Google's Gemini 3 Becomes Top Model On Artificial Analysis Intelligence Leaderboard

Google had appeared to miss the AI bus when OpenAI had launched ChatGPT in late 2022, but the tech giant seems to back where it belongs.

Google’s Gemini 3 Pro model has become the top AI model on the Artificial Analysis Intelligence Index leaderboard. This is the first time that Google has taken the top spot. Gemini 3 scored 73 on the leaderboard, leaving some daylight between GPT 5.1, which had scored 70 to take the top spot last week.
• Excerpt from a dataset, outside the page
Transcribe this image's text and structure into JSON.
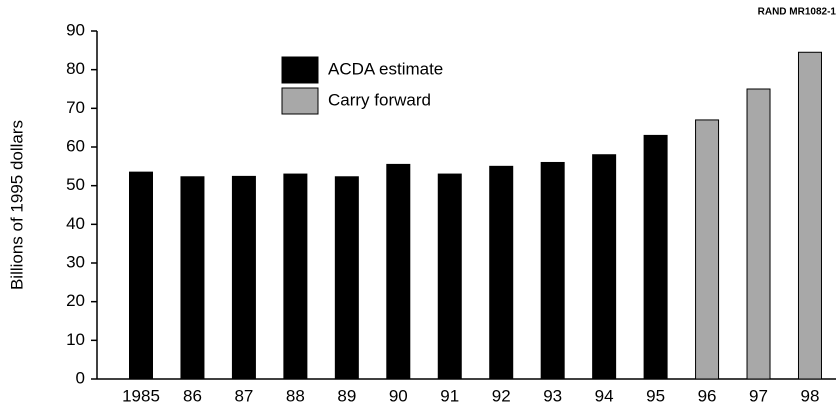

“Gemini 3 Pro is the new leader in AI. Google has the leading language model for the first time, with Gemini 3 Pro debuting +3 points above GPT-5.1 in our Artificial Analysis Intelligence Index,” Artificial Analysis wrote in a post on X.

“The model outperforms all other models in Artificial Analysis Intelligence Index. It demonstrates strength across the board, coming in first in 5 of the 10 evaluations that make up Intelligence Index. Despite these intelligence gains, Gemini 3 Pro Preview shows improved token efficiency from Gemini 2.5 Pro, using significantly fewer tokens on the Intelligence Index than other leading models such as Kimi K2 Thinking and Grok 4. However, given its premium pricing ($2/$12 per million input/output tokens for <200K context), Gemini 3 Pro is among the most expensive models to run our Intelligence Index evaluations,” it added.

“Gemini 3 Pro Preview is the leading model in 5 of 10 evals in the Artificial Analysis Intelligence Index, including GPQA Diamond, MMLU-Pro, HLE, LiveCodeBench and SciCode. Its score of 37% on Humanity’s Last Exam is particularly impressive, improving on the previous best model by more than 10 percentage points. It also is leading in AA-Omniscience, Artificial Analysis’ new knowledge and hallucination evaluation, coming first in both Omniscience Index (our lead metric that takes off points for incorrect answers) and Omniscience Accuracy (percentage correct),” Artificial Analysis said.

“Gemini 3 Pro Preview has comparable speeds to Gemini 2.5 Pro, with 128 output tokens per second. This places it ahead of other frontier models including GPT-5.1 (high), Kimi K2 Thinking and Grok 4,” the report added.